I've been following this closely. Yet another safety incident over the many WMATA has had over the past 20 years that could have been much, much worse. There's more substantial evidence WMATA knew about the issues with the cars and swept them under the rug, just add it to the pile showing WMATA is incompetent and the management is awful. Workers didn't want to speak up about the issues when the cars arrived five years ago because they were fearful of retaliation.
While I sympathize with those criticizing advocates bashing WMATA at this time, this is after pouring billions and billions into their PR-laden "SafeTrack" 5-6 years ago along with "#Back2Good" more recently and Platform Improvement Projects, it all means nothing if the work isn't getting done, the service isn't reliable and not frequent enough in the first place, and the culture of management is oppressive and indifferent. Every weeknight and weekend they reduce frequencies and reliability to an unusable degree. They are still wasting millions on surface cleaning stations, which sometimes includes cleaning after a passenger is diagnosed with COVID. This happened a couple weeks ago...but not before WMATA delayed it. What's the point?

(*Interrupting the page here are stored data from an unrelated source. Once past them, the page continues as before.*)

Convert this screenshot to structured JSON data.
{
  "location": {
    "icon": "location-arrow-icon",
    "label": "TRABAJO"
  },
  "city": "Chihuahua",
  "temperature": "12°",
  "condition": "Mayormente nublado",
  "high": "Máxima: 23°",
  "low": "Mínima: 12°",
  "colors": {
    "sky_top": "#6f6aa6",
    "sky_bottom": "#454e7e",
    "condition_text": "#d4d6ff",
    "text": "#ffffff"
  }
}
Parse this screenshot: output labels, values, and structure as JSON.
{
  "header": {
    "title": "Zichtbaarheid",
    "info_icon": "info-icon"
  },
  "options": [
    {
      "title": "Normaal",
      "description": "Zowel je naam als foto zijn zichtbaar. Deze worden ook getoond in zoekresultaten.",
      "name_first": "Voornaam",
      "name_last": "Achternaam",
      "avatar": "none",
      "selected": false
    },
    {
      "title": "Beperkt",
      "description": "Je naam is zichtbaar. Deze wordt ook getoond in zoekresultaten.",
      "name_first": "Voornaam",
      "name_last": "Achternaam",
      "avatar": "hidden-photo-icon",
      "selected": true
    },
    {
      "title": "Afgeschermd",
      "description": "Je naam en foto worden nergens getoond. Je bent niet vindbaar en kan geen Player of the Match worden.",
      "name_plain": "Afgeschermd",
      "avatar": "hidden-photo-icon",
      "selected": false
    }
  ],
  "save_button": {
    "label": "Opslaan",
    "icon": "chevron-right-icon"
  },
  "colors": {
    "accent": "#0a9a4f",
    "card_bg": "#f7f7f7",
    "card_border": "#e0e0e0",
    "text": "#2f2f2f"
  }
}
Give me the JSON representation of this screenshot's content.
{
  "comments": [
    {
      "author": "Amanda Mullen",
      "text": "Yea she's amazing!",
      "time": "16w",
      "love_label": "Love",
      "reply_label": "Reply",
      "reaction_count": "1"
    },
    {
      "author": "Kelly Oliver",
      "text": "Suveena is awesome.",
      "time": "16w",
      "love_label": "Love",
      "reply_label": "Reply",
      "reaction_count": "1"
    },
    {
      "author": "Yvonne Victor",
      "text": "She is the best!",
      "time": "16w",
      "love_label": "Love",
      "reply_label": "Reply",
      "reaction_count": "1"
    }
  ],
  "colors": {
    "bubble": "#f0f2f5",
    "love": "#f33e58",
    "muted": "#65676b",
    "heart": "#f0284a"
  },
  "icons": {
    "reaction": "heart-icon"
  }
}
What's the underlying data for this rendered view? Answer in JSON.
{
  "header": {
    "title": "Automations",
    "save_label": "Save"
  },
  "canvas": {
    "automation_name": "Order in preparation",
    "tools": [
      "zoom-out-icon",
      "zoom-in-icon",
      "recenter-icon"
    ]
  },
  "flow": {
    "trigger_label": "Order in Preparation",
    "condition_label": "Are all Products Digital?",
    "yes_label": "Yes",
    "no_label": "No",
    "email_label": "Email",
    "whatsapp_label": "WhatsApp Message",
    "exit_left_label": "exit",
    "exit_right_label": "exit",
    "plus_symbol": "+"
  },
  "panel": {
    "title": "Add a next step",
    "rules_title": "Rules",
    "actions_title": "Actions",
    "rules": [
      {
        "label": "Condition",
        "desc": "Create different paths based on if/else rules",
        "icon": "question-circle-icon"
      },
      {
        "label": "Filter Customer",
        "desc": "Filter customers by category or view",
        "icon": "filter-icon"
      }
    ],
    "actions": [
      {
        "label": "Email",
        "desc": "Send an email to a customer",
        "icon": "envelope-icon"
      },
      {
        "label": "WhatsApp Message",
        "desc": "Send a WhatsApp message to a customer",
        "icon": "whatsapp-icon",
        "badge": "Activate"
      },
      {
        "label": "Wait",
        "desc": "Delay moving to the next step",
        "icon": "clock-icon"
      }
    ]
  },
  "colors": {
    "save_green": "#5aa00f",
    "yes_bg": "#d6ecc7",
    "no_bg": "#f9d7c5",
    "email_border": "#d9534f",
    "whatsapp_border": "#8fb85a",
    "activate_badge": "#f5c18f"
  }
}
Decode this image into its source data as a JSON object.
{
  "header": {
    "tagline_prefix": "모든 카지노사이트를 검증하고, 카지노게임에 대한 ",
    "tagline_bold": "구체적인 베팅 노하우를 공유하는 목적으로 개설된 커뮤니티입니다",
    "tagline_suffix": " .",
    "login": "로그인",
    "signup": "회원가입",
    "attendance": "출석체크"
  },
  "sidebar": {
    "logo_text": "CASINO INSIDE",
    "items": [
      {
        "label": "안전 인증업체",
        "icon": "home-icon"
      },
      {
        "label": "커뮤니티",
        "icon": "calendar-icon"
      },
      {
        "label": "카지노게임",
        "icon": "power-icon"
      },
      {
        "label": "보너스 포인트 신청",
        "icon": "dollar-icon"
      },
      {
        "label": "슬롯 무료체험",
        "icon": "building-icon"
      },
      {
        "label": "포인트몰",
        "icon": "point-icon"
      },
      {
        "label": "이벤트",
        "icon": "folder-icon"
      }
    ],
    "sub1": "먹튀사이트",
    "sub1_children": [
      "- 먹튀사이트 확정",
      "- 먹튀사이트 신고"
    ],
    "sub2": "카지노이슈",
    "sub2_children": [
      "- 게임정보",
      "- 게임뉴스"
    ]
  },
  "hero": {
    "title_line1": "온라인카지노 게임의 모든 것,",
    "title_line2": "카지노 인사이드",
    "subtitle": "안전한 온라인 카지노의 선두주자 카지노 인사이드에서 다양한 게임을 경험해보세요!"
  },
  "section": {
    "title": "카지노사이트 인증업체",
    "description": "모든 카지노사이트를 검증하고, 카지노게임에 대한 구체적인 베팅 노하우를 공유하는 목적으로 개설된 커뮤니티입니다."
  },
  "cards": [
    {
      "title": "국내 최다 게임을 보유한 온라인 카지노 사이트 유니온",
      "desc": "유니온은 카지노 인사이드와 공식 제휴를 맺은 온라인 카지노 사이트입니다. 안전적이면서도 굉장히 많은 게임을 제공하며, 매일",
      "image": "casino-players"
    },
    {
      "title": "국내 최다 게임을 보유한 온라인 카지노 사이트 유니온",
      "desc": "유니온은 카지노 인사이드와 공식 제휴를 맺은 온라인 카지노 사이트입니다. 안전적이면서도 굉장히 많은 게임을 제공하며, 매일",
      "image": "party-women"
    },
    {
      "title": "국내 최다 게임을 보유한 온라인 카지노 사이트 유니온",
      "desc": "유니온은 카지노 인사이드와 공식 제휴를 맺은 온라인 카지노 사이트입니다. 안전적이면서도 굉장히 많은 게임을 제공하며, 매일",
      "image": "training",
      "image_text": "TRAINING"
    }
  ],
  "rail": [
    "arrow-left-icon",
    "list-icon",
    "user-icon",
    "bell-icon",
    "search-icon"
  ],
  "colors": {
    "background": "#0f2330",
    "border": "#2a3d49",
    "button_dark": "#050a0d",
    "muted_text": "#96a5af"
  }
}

It's not that people don't want WMATA to succeed, we desperately want it to, but after being failed by it time after time, another hashtag isn't going to change anything. They literally expect four derailments in the upcoming budget. Maybe they could, hmm, not charge peak fares this week? Or provide extra bus service?
Oh, but all those feds are still WFH so the 30-minute headways that have actually been more like 45-60 are okay since nobody's riding! Give me a break.